I see datadricks has launched a wrapper package on top of pandas which uses pandas nomenclature but use spark engine in the backend.
I comfortably am able to convert my pandas codebase to spark version just by replacing my import statement from "import pandas as pd" to "import pyspark.pandas as pd".
But the challenge I face is that pandas relies on numpy package for case when conditions and pyspark.pandas is not supporting numpy to work along with currently.
I just wanted to know if there is a spark version of numpy for pyspark.pandas to work with?

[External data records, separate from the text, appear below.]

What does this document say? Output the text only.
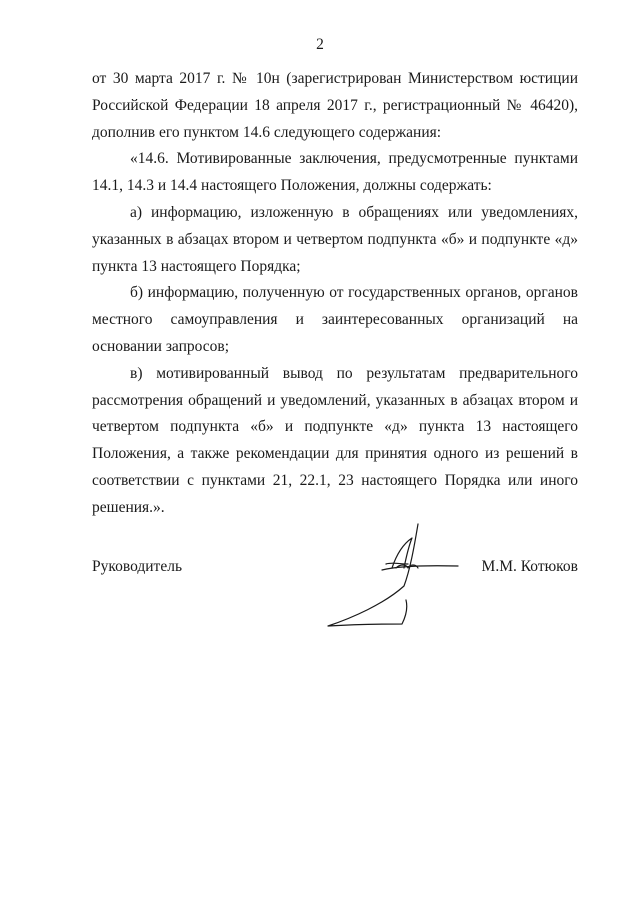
2

от 30 марта 2017 г. № 10н (зарегистрирован Министерством юстиции Российской Федерации 18 апреля 2017 г., регистрационный № 46420), дополнив его пунктом 14.6 следующего содержания:

«14.6. Мотивированные заключения, предусмотренные пунктами 14.1, 14.3 и 14.4 настоящего Положения, должны содержать:

а) информацию, изложенную в обращениях или уведомлениях, указанных в абзацах втором и четвертом подпункта «б» и подпункте «д» пункта 13 настоящего Порядка;

б) информацию, полученную от государственных органов, органов местного самоуправления и заинтересованных организаций на основании запросов;

в) мотивированный вывод по результатам предварительного рассмотрения обращений и уведомлений, указанных в абзацах втором и четвертом подпункта «б» и подпункте «д» пункта 13 настоящего Положения, а также рекомендации для принятия одного из решений в соответствии с пунктами 21, 22.1, 23 настоящего Порядка или иного решения.».

Руководитель	М.М. Котюков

or is there any better alternative approach that I'm missing
the way i wanted it to work :
tab_tl['Loan_Type']=np.where(tab_tl['Loan_Type']=='AUTO LOAN (PERSONAL)','AUTO LOAN',tab_tl['Loan_Type'])
my work around:
tab_tl = tab_tl.to_spark() #converting my wrapper df to native spark data frame
tab_tl = tab_tl.withColumn("Loan_type", when(tab_tl['Loan_type']=='AUTO LOAN (PERSONAL)','AUTO LOAN').otherwise(tab_tl['Loan_type']))
tab_tl = pd.DataFrame(tab_tl) #converting back native spark data frame to wrapper df to pass to next stages.